Other people from the group and the professor will attend the presentation. You should therefore expect at least four people (incl. me and Prof. Wattenhofer) in the "audience".
I will always do at least one mock presentation with you before you have to present for the group.
## Report
As mentioned above the format of the report is fairly open, and depending on your results I might suggest you instead write a post or a paper. If I am asking you to write a blog post, then it should include a report suitable for arxiv, and the blog post should be a less detailed version of the report to draw in people.
## Figures
Good figures help you make your point clear and communicate results effectively, however, there are several pitfalls I often see students fall into.
Making good figures is an art, but if you try to steer clear of these pitfalls then your figures will surely improve.
If you are in doubt then ask me!
- Labels
- Your axes should always include a meaningful label. Make sure to use labels that are natural and follow standard practice in related work.
- It should not require a lengthy explanations to explain your labels.
- Font size
- The text in your figure (axis labels, tick labels, etc.) should be *readable*. A good rule is that the font size in figures match the font size in surrounding text.
- Color and legends
- Use meaningful colors and label your curves. Make sure the colors are distinct and nice to look at. The default palettes in matplotlib and MATLAB are defaults for a reason :-)
- Amount of content
- Limit the amount of curves/colors you have in a plot.
- Grid lines
- Add grid lines when relevant - almost always is. In bar plots it makes sense to just have horizontal lines.
- Axis scale and limits
- Always use sensible axis limits. If the data can only span the interval [0, 10] then you should not set the limit to [0, 100]. If you plot the accuracy of your model then use the interval [0, 1] (or [0 %, 100 %]). In some cases it makes sense to plot accuracy on a narrower interval; do not do this to make your model look a lot better, but to help the reader.
- If you make two figures that should be compared then use the same axis limits. This makes comparisons much easier.
- It can often help to make your one of both of your axes log-scaled if your data spans several orders of magnitude.
- Format
- Make sure your figures are saved as vector graphics
- Self contained captions
- A figure should be (mostly) self-contained in that the caption should provide the necessary information to understand the figure (also for tables!).
Here is a decent guide with some information and examples of good and bad figures: [Good and Bad Data Visualization](https://www.oldstreetsolutions.com/good-and-bad-data-visualization)
Some examples from Google:


# Finishing up
When you have finished the project then I need you to push the newest code to the GitLab repository for your project. Additionally, you need to push a copy of the presentation and report (as PDFs).
Additionally, you need to upload the source code for the report as a zip file and a Python notebook (.ipynb) that recreates all figures in the report (thus you must also have the experiment results). This must be present on the day of your presentation.
## Submission
Once it is time to submit your report you should do the following:
- Get a pdf version of your report
- Make sure the first page has the correct project type (i.e. Bachelor’s Thesis)
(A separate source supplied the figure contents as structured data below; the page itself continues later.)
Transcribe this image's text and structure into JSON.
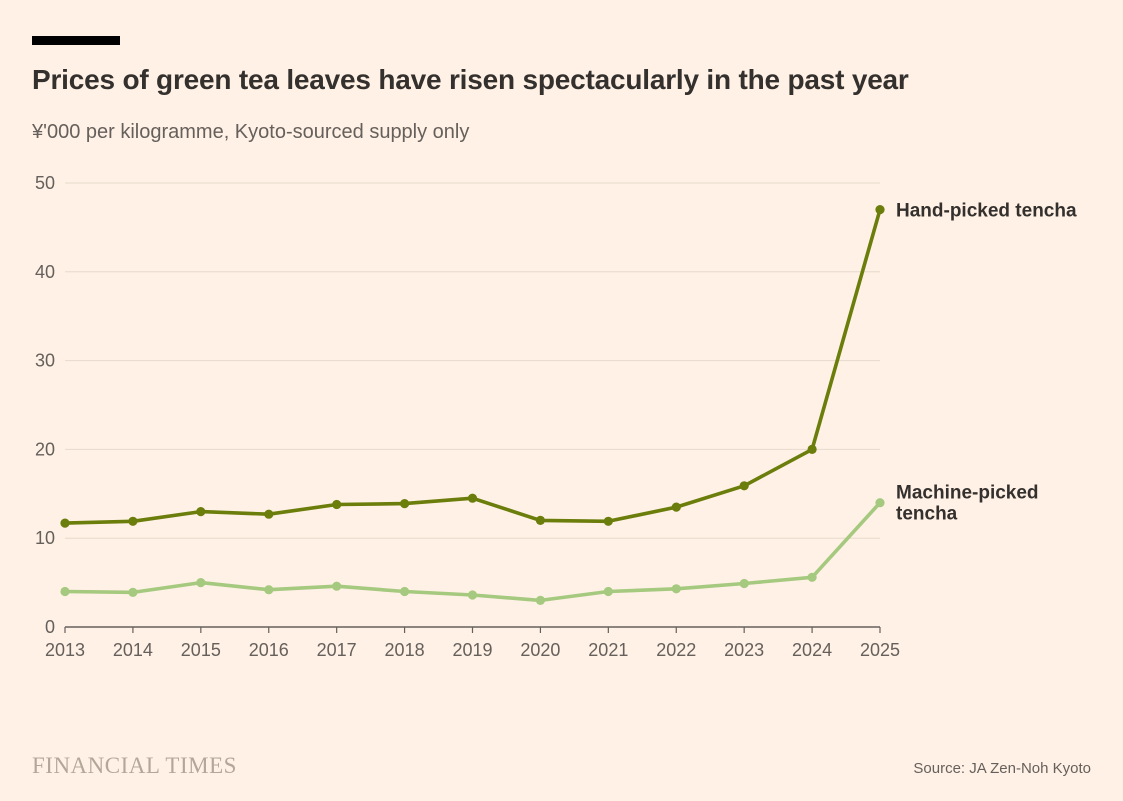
{
  "chart_data": {
    "type": "line",
    "title": "Prices of green tea leaves have risen spectacularly in the past year",
    "subtitle": "¥'000 per kilogramme, Kyoto-sourced supply only",
    "categories": [
      "2013",
      "2014",
      "2015",
      "2016",
      "2017",
      "2018",
      "2019",
      "2020",
      "2021",
      "2022",
      "2023",
      "2024",
      "2025"
    ],
    "series": [
      {
        "name": "Hand-picked tencha",
        "color": "#6B7D0B",
        "values": [
          11.7,
          11.9,
          13.0,
          12.7,
          13.8,
          13.9,
          14.5,
          12.0,
          11.9,
          13.5,
          15.9,
          20.0,
          47.0
        ],
        "label_lines": [
          "Hand-picked tencha"
        ]
      },
      {
        "name": "Machine-picked tencha",
        "color": "#A5C97E",
        "values": [
          4.0,
          3.9,
          5.0,
          4.2,
          4.6,
          4.0,
          3.6,
          3.0,
          4.0,
          4.3,
          4.9,
          5.6,
          14.0
        ],
        "label_lines": [
          "Machine-picked",
          "tencha"
        ]
      }
    ],
    "ylim": [
      0,
      50
    ],
    "yticks": [
      0,
      10,
      20,
      30,
      40,
      50
    ],
    "grid": "horizontal",
    "legend_position": "end-of-line"
  },
  "footer": {
    "brand": "FINANCIAL TIMES",
    "source": "Source: JA Zen-Noh Kyoto"
  },
  "colors": {
    "background": "#FFF1E5",
    "title": "#33302E",
    "subtitle": "#66605C",
    "grid": "#E5DACC",
    "axis": "#66605C",
    "tick_label": "#66605C",
    "series_label": "#33302E",
    "accent_bar": "#000000"
  }
}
- For DSL lab we put “Distributed Systems Lab Report” instead of Semester Thesis
- Fill in the form for declaration of originality, the title must match exactly! And sign it.
https://ethz.ch/content/dam/ethz/main/education/rechtliches-abschluesse/leistungskontrollen/declaration-originality.pdf
- Send an email with BOTH files attached to:
Me, the supervisor
The professor wattenhofer@ethz.ch
The assistant beatfu@ethz.ch
(in case of D-INFK: The studies office, i.e. denise.spicher@inf.ethz.ch )
# A successful project
Positive results are not necessary for a good project. You do not need to be discouraged if your models do not beat the benchmark. We are more looking at your methodology, ideas, initiative, and ability to present when evaluating you.
However, a successful project should ideally still finish in us writing a paper.
---
I am excited to see what you will accomplish!